18th June 2017
Strava came up in conversation today. Over a very well-deserved breakfast. (Which, incidentally, was delicious).
Following my epiphany about training, the one about perfection, I embraced the inner turtle, which meant I trained today! It’s like a miracle.
So, there we were, sitting around in a caff in Nundah, having cycled, swum, cycled, run. In a turtle fashion. (At least in my case)…
And we got onto the topic of Strava.
And as we sat round discussing training over breakfast with Ian, a recent convert to the Garmin cult, I realised there was an obvious appetite for this type of information.
And clearly, with my technical savvy, I realised I could fill a gap by explaining Strava, for the uninitiated.
So here’s the thing. Once you have a Garmin, you have to get on Strava, or your training basically no longer counts for anything. BECAUSE that is what Strava does. It validates your training. There is a saying: if it ain’t on Strava, it never happened. And it’s more than a tag line. It’s fact.
Just don’t ask me about attaching Garmin to Strava. It’s not that it’s hard – even I managed to do it, and now everything recorded on my Garmin is also in Strava – I just can’t quite remember what I did. That’s the tech part of this blog. #yourewelcome
The other thing about Strava is that it was invented in Sweden. And whilst I haven’t consulted Google Translate, I’m 99.5%^ certain that the English translation of Strava is “stalker”.
Because Strava is actually about stalking. In a good way, you understand.
You stalk performance. Of other athletes that you know. Not actually to track them to their house, or anything sinister and creepy.

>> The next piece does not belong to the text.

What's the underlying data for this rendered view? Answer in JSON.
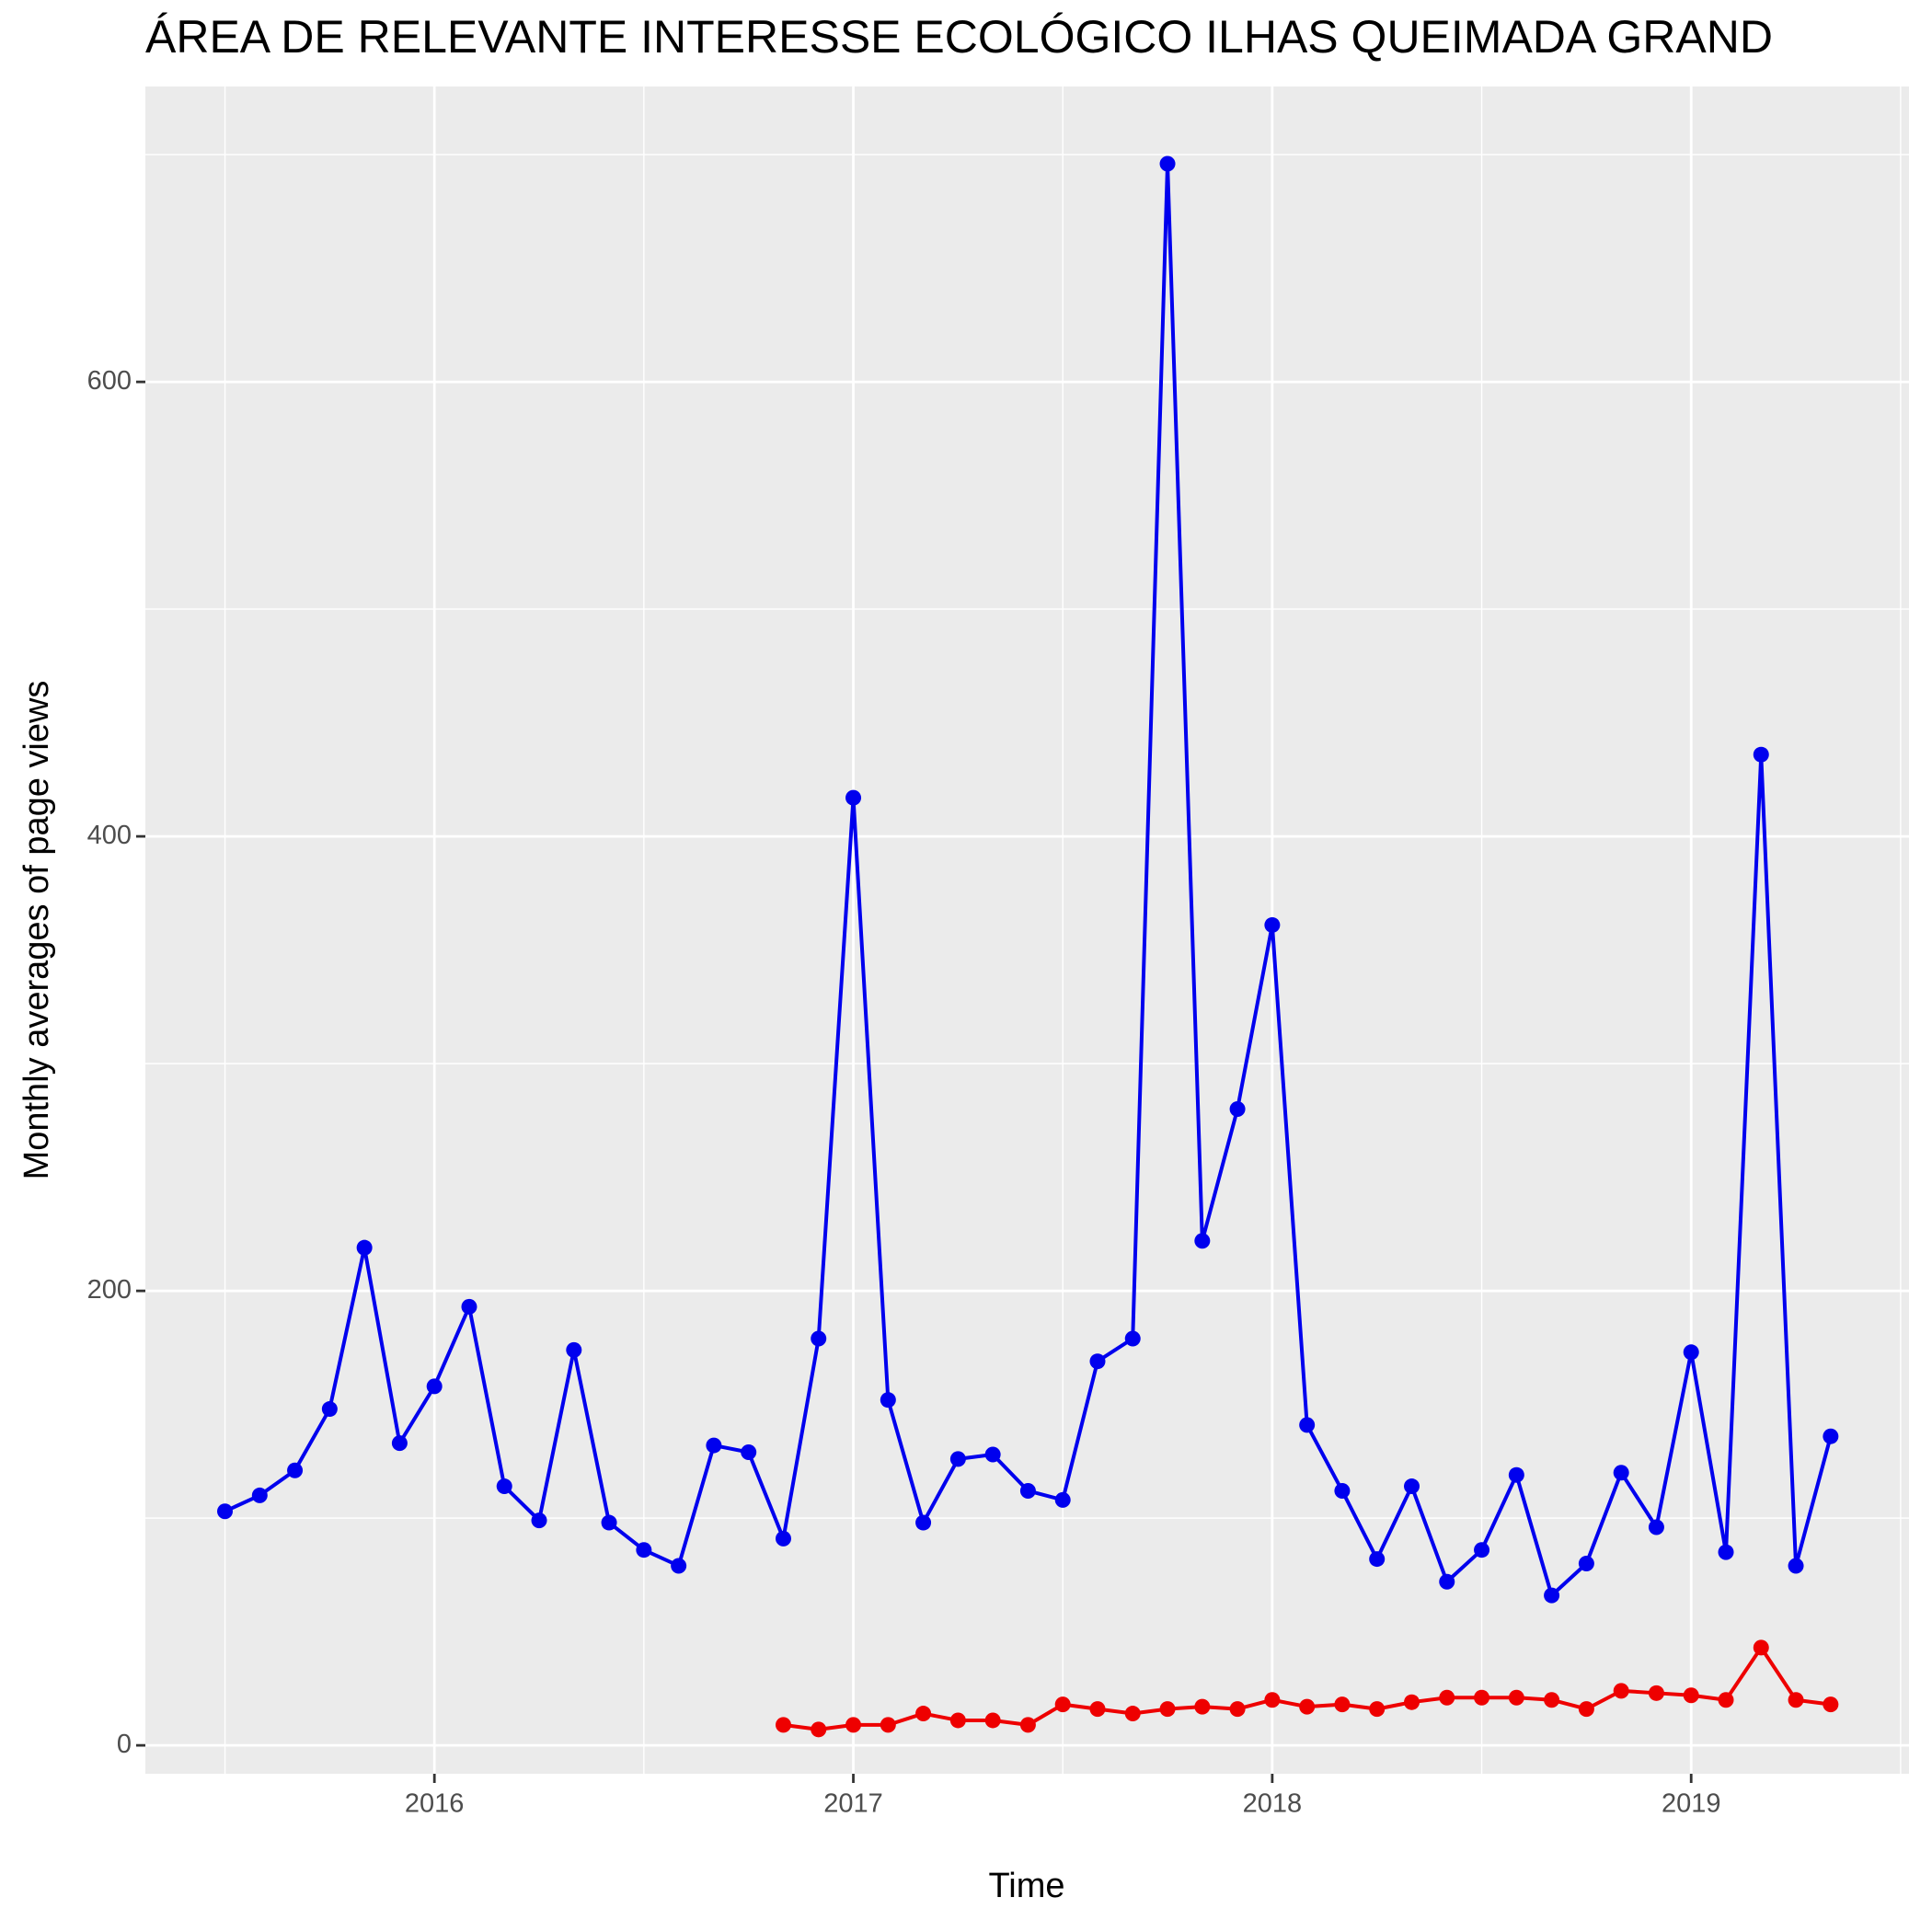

There’s no camping involved with Strava. It’s for athletes. There’s no time for that kind of weird behaviour because you have to get kudos and work your way up the leaderboard. (We’ll get on to that). So, you can’t waste time hanging around outside someone’s dwelling. Or being static. You have to get that next block of activity on the charts…
On the face of it, Strava is like the Facebook of the athletic world. You “like” activity (a.k.a. giving kudos), “comment” on activity and get inspired by how well those in your social sporting sphere are doing.
There are also leaderboards. Clubs or groups each set up their own, you
grovel request to join, and once you’re in, your weekly activity is totted up to compete for leaderboard domination.
I’m particularly fond of the categories that measure time spent on an activity. This lends itself to those of us partying at the back of the pack. We spend longer going the same distance. Turtles can dominate this category. In theory.
(It is sometimes spoiled by the more gifted long course/ultra athletes that just enjoy the feeling of being awesome, and stay out running, riding and swimming for the sheer joy of it **…)
Over breakfast, we got talking about a certain coach we know, who is a very gifted runner. And some of his Strava entries showed that he’d been running what we’d class as a long run at around 4:30km/h pace for recovery. #WTF
(If I hit that pace for more than 3 seconds, I’m air pumping for the next 10 minutes in absolute glee).
BTW – I don’t know how any of us were aware of this. Because, obviously, we only use Strava for validating our activity. And not for what it’s name implies.
And then we got onto whether elite athletes use Strava to psyche out the competition?
None of us knew.
But that was when I came up with a brilliant business plan.
I am going to acquire a pack of dawgs that like to run and hire them out to elites who are a little weary, but need to get inside the minds of their opposition. The dawgs will have special collars that safely hold the elite’s Garmin, and then I will unleash the running puppy for several kilometres, whilst the elite has a little nap, before handing back their device.
The elite can upload the Garmin data to Strava, write a comment against the awesome speedy trace saying something along the lines of “easy cool down run – 20km @ 2:55km/h” and chuckle evilly knowing the opposition just died a little inside.
My teammates all laughed nervously when I suggested it.
Perhaps this is why I’m not living in the lap of luxury on my earnings as a successful entrepreneur…
Anyhoo, there you have it, the outsider guide to Strava. You probably don’t need to consult any other technical guide ever….
^ This level of certainty might be slightly overstated – I may have had a glass of vino…
**It’s OK – I don’t know what that means either.